NS: Union files complaint over ECBC management ratio

By Tom Ayers
, Transcontinental Media

Source: The Cape Breton Post, Jan. 29, 2010

[SYDNEY, NS] — How many managers does it take to run one Crown corporation?

A newly formed union local at Enterprise Cape Breton Corp. has filed a complaint with the Canada Industrial Relations Board, saying ECBC absorbed another local Crown corporation and excluded every one of the new employees from the union.


When ECBC took over the Cape Breton Development Corp. at the end of 2009, 13 employees from Devco joined ECBC, and all of them were given a management position, officials with the Public Service Alliance of Canada say.
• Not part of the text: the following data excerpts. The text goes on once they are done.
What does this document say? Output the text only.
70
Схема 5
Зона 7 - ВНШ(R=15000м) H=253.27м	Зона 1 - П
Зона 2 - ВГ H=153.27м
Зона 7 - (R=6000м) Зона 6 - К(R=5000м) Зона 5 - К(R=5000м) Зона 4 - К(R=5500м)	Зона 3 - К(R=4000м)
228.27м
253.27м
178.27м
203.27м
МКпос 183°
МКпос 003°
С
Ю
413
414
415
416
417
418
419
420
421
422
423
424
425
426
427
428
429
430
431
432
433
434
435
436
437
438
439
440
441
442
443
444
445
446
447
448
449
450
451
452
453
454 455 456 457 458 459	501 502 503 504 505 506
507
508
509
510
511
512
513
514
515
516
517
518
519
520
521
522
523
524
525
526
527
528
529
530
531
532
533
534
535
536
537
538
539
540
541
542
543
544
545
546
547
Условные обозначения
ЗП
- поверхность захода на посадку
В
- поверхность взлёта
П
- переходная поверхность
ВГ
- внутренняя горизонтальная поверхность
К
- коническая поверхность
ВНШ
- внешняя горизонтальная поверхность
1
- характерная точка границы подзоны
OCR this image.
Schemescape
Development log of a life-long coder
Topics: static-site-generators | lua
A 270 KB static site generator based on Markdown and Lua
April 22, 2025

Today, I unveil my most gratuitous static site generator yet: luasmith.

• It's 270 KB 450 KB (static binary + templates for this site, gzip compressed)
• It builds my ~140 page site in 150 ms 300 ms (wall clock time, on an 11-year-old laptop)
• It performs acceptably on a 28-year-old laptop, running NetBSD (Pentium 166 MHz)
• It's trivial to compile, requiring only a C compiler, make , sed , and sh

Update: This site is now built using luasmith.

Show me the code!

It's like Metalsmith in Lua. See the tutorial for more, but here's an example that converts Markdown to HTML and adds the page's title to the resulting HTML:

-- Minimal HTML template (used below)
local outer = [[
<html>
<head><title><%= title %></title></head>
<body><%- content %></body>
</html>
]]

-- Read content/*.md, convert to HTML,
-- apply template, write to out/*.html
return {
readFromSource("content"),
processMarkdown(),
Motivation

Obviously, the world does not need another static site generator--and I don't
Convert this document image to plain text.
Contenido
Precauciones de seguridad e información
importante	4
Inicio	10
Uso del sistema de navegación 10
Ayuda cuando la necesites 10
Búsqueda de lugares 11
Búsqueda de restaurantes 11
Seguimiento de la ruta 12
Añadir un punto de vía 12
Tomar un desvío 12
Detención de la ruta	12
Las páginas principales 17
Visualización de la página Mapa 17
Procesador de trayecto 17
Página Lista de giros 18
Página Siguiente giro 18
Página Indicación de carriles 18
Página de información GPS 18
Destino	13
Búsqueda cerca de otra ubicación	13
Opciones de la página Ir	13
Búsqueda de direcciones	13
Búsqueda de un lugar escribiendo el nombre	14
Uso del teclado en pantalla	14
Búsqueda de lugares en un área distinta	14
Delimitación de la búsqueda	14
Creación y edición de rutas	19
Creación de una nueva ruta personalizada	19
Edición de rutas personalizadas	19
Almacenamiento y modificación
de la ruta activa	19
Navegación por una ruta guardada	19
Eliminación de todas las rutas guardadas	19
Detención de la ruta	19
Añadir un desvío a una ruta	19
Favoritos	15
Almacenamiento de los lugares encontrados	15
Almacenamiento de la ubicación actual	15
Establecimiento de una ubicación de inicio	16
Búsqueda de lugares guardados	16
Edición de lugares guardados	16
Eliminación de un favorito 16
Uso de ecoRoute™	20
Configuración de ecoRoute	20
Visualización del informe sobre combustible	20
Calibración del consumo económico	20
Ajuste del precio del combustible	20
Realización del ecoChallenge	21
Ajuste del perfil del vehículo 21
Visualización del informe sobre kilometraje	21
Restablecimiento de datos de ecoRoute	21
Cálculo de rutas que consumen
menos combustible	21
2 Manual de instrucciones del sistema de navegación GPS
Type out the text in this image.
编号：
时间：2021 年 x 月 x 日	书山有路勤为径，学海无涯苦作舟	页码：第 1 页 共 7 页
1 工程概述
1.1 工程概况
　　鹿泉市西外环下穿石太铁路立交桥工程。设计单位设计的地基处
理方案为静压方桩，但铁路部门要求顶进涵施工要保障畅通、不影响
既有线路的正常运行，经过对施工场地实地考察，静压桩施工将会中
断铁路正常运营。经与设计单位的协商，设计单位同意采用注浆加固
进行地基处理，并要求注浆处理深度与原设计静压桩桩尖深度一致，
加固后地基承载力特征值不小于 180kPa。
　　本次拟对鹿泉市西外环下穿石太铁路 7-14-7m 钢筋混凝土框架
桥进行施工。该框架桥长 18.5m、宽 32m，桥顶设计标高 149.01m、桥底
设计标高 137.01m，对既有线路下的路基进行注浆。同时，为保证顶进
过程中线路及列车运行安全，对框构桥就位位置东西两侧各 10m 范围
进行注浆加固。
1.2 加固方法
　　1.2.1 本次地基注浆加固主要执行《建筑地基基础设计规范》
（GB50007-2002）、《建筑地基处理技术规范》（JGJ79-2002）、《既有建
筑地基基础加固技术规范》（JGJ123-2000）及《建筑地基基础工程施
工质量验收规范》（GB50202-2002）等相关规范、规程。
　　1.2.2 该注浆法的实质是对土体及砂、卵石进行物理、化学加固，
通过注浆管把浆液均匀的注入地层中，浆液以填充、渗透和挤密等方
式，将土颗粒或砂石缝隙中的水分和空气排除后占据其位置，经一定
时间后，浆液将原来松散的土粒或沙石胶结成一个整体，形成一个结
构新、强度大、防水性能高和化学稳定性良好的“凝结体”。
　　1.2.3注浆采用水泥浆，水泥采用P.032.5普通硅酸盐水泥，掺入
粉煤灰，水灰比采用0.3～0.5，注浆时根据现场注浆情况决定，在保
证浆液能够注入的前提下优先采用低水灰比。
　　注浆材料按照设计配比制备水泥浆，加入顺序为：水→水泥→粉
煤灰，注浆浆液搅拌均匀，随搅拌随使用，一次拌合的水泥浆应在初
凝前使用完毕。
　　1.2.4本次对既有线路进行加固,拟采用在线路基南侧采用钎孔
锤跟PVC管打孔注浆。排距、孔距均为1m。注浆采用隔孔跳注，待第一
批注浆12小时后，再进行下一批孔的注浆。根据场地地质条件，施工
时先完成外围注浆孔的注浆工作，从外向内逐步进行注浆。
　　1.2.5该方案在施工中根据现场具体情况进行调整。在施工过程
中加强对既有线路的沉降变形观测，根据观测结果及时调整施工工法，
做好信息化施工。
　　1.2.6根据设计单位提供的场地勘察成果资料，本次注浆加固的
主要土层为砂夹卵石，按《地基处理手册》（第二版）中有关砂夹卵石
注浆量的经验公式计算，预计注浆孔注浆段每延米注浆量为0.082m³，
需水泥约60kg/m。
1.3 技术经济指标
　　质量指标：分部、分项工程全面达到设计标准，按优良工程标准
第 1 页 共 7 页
ECBC chief executive officer John Lynn was unavailable for comment Thursday, as he was in Singapore, said spokesman DA Landry.

Jeannie Baldwin, PSAC regional executive vice-president, reached by phone Thursday, wasn’t buying that excuse.

“He just brought over 16 new managers, so somebody must be in charge there,” she said.

Baldwin said in addition to 13 employees brought in from Devco, ECBC hired three new managers around the same time.

“It’s totally unacceptable what they’re doing,” she said.

Local 84200 negotiated its first contract last September, with the help of a conciliator, establishing a collective agreement for 34 ECBC employees including administrative and information technology staff, account representatives and others.

Local union officials said it wasn’t a surprise that ECBC wanted to place some of the new employees in management positions, but no one expected all 13 new employees to be considered managers.

“The employer says 27 employees at ECBC should be considered management and 34 employees should be considered union,” said PSAC local 84200 vice-president Joe MacKinnon. “It seems like a high percentage.”

Cheryl MacMullin, president of the union local, said ECBC and the union currently disagree on the classification of the new employees and PSAC regional representatives are working with the local on a complaint with the industrial relations board.

“It’s upsetting, I guess, that everybody has gone over (to management) … (but) we are still in the midst of this process so it’s not all said and done,” she said.

No one knows how long the federal complaint process will take, and the union local is still feeling its way along.

“This is a new process for everybody,” said MacMullin.

The 39-month contract, which started last fall and expires December 31, 2012, saw employees receive a 6.5 per cent pay increase over a 31-month period, of which 13 months were given to union members in retroactive pay.